The agency’s first revision clarifies the number of doses per vial for the vials that are currently available. The maximum number of extractable doses is 11, with a range of 10 to 11 doses.
The second revision authorizes the availability of an additional multi-dose vial in which each vial contains a maximum of 15 doses, with a range of 13 to 15 doses that can potentially be extracted, FDA explained.
“Both of these revisions positively impact the supply of Moderna COVID-19 Vaccine, which will help provide more vaccine doses to communities and allow shots to get into arms more quickly. Ultimately, more vaccines getting to the public in a timely manner should help bring an end to the pandemic more rapidly,” Peter Marks, MD, PhD, director of FDA’s Center for Biologics Evaluation and Research, said in the announcement.
However, FDA did warn that there may not be sufficient volume to extract more than 10 doses from a vial containing a maximum of 11 doses or over 13 doses from the vial containing a maximum of 15 doses. This is dependent on the type of syringes and needles used to extract each dose.
To support changes to the emergency use authorization, FDA evaluated data showing the number of doses that could be extracted from the vials and on the fill volumes for both vials that were submitted by Moderna.
The agency revised The Fact Sheet for Healthcare Providers Administering Vaccine (Vaccine Providers) and Prescribing Information to reflect new information.
The revisions are intended to help frontline workers administering COVID-19 vaccines understand the number of doses that can be extracted per vial.
“Because the Moderna COVID-19 Vaccine does not contain a preservative, any further remaining product that does not constitute a full dose should not be pooled from multiple vials to create one full dose,” a Moderna spokesperson explained.

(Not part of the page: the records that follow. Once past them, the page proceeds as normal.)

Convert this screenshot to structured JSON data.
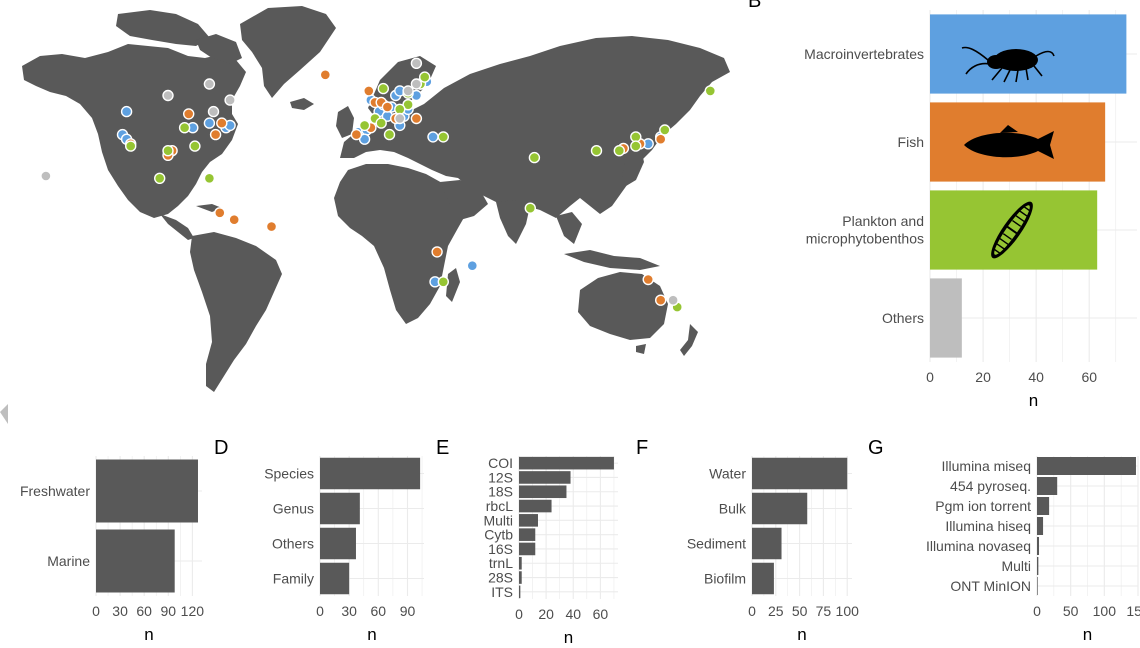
{
  "colors": {
    "land": "#595959",
    "bar": "#595959",
    "grid": "#ebebeb",
    "axis_text": "#4d4d4d",
    "macro": "#5ea0e0",
    "fish": "#e07d2e",
    "plankton": "#96c533",
    "others": "#bebebe",
    "point_stroke": "#ffffff"
  },
  "panel_labels": {
    "B": "B",
    "D": "D",
    "E": "E",
    "F": "F",
    "G": "G"
  },
  "icons": [
    "amphipod-icon",
    "fish-icon",
    "diatom-icon"
  ],
  "chart_data": [
    {
      "id": "A",
      "type": "scatter",
      "title": "",
      "xlabel": "",
      "ylabel": "",
      "groups": [
        {
          "name": "macroinvertebrates",
          "color": "#5ea0e0",
          "points": [
            [
              -122,
              38
            ],
            [
              -120,
              36
            ],
            [
              -88,
              41
            ],
            [
              -80,
              43
            ],
            [
              -72,
              41
            ],
            [
              -70,
              42
            ],
            [
              -120,
              48
            ],
            [
              -2,
              53
            ],
            [
              -8,
              39
            ],
            [
              -4,
              40
            ],
            [
              2,
              48
            ],
            [
              4,
              51
            ],
            [
              6,
              46
            ],
            [
              8,
              50
            ],
            [
              10,
              55
            ],
            [
              12,
              57
            ],
            [
              14,
              46
            ],
            [
              16,
              49
            ],
            [
              20,
              55
            ],
            [
              22,
              60
            ],
            [
              25,
              61
            ],
            [
              -5,
              36
            ],
            [
              28,
              37
            ],
            [
              12,
              42
            ],
            [
              138,
              37
            ],
            [
              132,
              34
            ],
            [
              29,
              -26
            ],
            [
              47,
              -19
            ]
          ]
        },
        {
          "name": "fish",
          "color": "#e07d2e",
          "points": [
            [
              -118,
              34
            ],
            [
              -98,
              31
            ],
            [
              -100,
              29
            ],
            [
              -90,
              47
            ],
            [
              -74,
              43
            ],
            [
              -77,
              38
            ],
            [
              -24,
              64
            ],
            [
              -75,
              4
            ],
            [
              -68,
              1
            ],
            [
              -50,
              -2
            ],
            [
              0,
              52
            ],
            [
              3,
              52
            ],
            [
              6,
              50
            ],
            [
              -9,
              38
            ],
            [
              -2,
              41
            ],
            [
              10,
              45
            ],
            [
              16,
              51
            ],
            [
              20,
              45
            ],
            [
              120,
              32
            ],
            [
              128,
              34
            ],
            [
              138,
              36
            ],
            [
              30,
              -13
            ],
            [
              132,
              -25
            ],
            [
              138,
              -34
            ],
            [
              -3,
              57
            ]
          ]
        },
        {
          "name": "plankton",
          "color": "#96c533",
          "points": [
            [
              -118,
              33
            ],
            [
              -100,
              31
            ],
            [
              -87,
              33
            ],
            [
              -104,
              19
            ],
            [
              -80,
              19
            ],
            [
              -92,
              41
            ],
            [
              4,
              58
            ],
            [
              16,
              51
            ],
            [
              22,
              60
            ],
            [
              24,
              63
            ],
            [
              12,
              49
            ],
            [
              0,
              45
            ],
            [
              3,
              43
            ],
            [
              7,
              38
            ],
            [
              33,
              37
            ],
            [
              77,
              28
            ],
            [
              107,
              31
            ],
            [
              118,
              31
            ],
            [
              126,
              37
            ],
            [
              140,
              40
            ],
            [
              162,
              57
            ],
            [
              33,
              -26
            ],
            [
              75,
              6
            ],
            [
              146,
              -37
            ],
            [
              126,
              33
            ],
            [
              16,
              56
            ],
            [
              -5,
              42
            ]
          ]
        },
        {
          "name": "others",
          "color": "#bebebe",
          "points": [
            [
              -159,
              20
            ],
            [
              -80,
              60
            ],
            [
              -78,
              48
            ],
            [
              -100,
              55
            ],
            [
              -70,
              53
            ],
            [
              16,
              57
            ],
            [
              20,
              69
            ],
            [
              144,
              -34
            ],
            [
              20,
              60
            ],
            [
              12,
              45
            ]
          ]
        }
      ]
    },
    {
      "id": "B",
      "type": "bar",
      "orientation": "horizontal",
      "title": "",
      "categories": [
        "Macroinvertebrates",
        "Fish",
        "Plankton and\nmicrophytobenthos",
        "Others"
      ],
      "values": [
        74,
        66,
        63,
        12
      ],
      "xlabel": "n",
      "ylabel": "",
      "xlim": [
        0,
        78
      ],
      "xticks": [
        0,
        20,
        40,
        60
      ],
      "grid": true
    },
    {
      "id": "C",
      "type": "bar",
      "orientation": "horizontal",
      "title": "",
      "categories": [
        "Freshwater",
        "Marine"
      ],
      "values": [
        127,
        98
      ],
      "xlabel": "n",
      "ylabel": "",
      "xlim": [
        0,
        132
      ],
      "xticks": [
        0,
        30,
        60,
        90,
        120
      ],
      "grid": true
    },
    {
      "id": "D",
      "type": "bar",
      "orientation": "horizontal",
      "title": "",
      "categories": [
        "Species",
        "Genus",
        "Others",
        "Family"
      ],
      "values": [
        103,
        41,
        37,
        30
      ],
      "xlabel": "n",
      "ylabel": "",
      "xlim": [
        0,
        107
      ],
      "xticks": [
        0,
        30,
        60,
        90
      ],
      "grid": true
    },
    {
      "id": "E",
      "type": "bar",
      "orientation": "horizontal",
      "title": "",
      "categories": [
        "COI",
        "12S",
        "18S",
        "rbcL",
        "Multi",
        "Cytb",
        "16S",
        "trnL",
        "28S",
        "ITS"
      ],
      "values": [
        70,
        38,
        35,
        24,
        14,
        12,
        12,
        2,
        2,
        1
      ],
      "xlabel": "n",
      "ylabel": "",
      "xlim": [
        0,
        73
      ],
      "xticks": [
        0,
        20,
        40,
        60
      ],
      "grid": true
    },
    {
      "id": "F",
      "type": "bar",
      "orientation": "horizontal",
      "title": "",
      "categories": [
        "Water",
        "Bulk",
        "Sediment",
        "Biofilm"
      ],
      "values": [
        100,
        58,
        31,
        23
      ],
      "xlabel": "n",
      "ylabel": "",
      "xlim": [
        0,
        105
      ],
      "xticks": [
        0,
        25,
        50,
        75,
        100
      ],
      "grid": true
    },
    {
      "id": "G",
      "type": "bar",
      "orientation": "horizontal",
      "title": "",
      "categories": [
        "Illumina miseq",
        "454 pyroseq.",
        "Pgm ion torrent",
        "Illumina hiseq",
        "Illumina novaseq",
        "Multi",
        "ONT MinION"
      ],
      "values": [
        147,
        30,
        18,
        9,
        3,
        2,
        1
      ],
      "xlabel": "n",
      "ylabel": "",
      "xlim": [
        0,
        150
      ],
      "xticks": [
        0,
        50,
        100,
        150
      ],
      "grid": true
    }
  ]
}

If just one vial becomes contaminated during use, pooling doses from multiple vials can spread contamination to other vials, which can cause serious bacterial infections in vaccinated individuals.
Therefore, the updated information in the fact sheet provides instructions to not pool vaccines from multiple vials. But the dosing regimen remains unchanged, which is two 0.5-milliliter doses, 28 days apart.
In January, experts considered delaying, skipping, or half-dosing Moderna and Pfizer-BioNTech’s vaccines to reach more people in need and create a more wide-spread immunity.
According to Pfizer data released in December, its vaccine candidate was nearly 52 percent effective after the first dose in over 36,000 participants in a Phase 3 clinical trial.
And data from Moderna presented to the FDA showed that the company’s COVID-19 vaccine, mRNA-1273, can provide 80.2 percent protection after one dose.
Chris Gill, infectious disease specialist at Boston University said that one dose may provide notable protection and save a lot of lives. And while Robert Wachter, chair of the department of medicine at the University of California generally does not support reducing vaccine doses, COVID-19 may call for a change of course.
But FDA warned that the decision to half-dose the vaccines would be premature and not rooted solidly in available evidence. Altering the dosing schedules could be detrimental in the long-run.
The agency stated that neither the agency, nor scientists, can conclude anything about the duration of protection after a single-dose of a vaccine from the single-dose percentages reported by each company.
So, to increase global manufacturing of its candidate, Moderna will make new capital investments at its owned and partnered manufacturing facilities. This will ensure a significant boost in its capacity to produce mRNA-1273.
The company expects about another 1.4 billion doses of the vaccine globally by 2022, assuming the 100-microgram dose.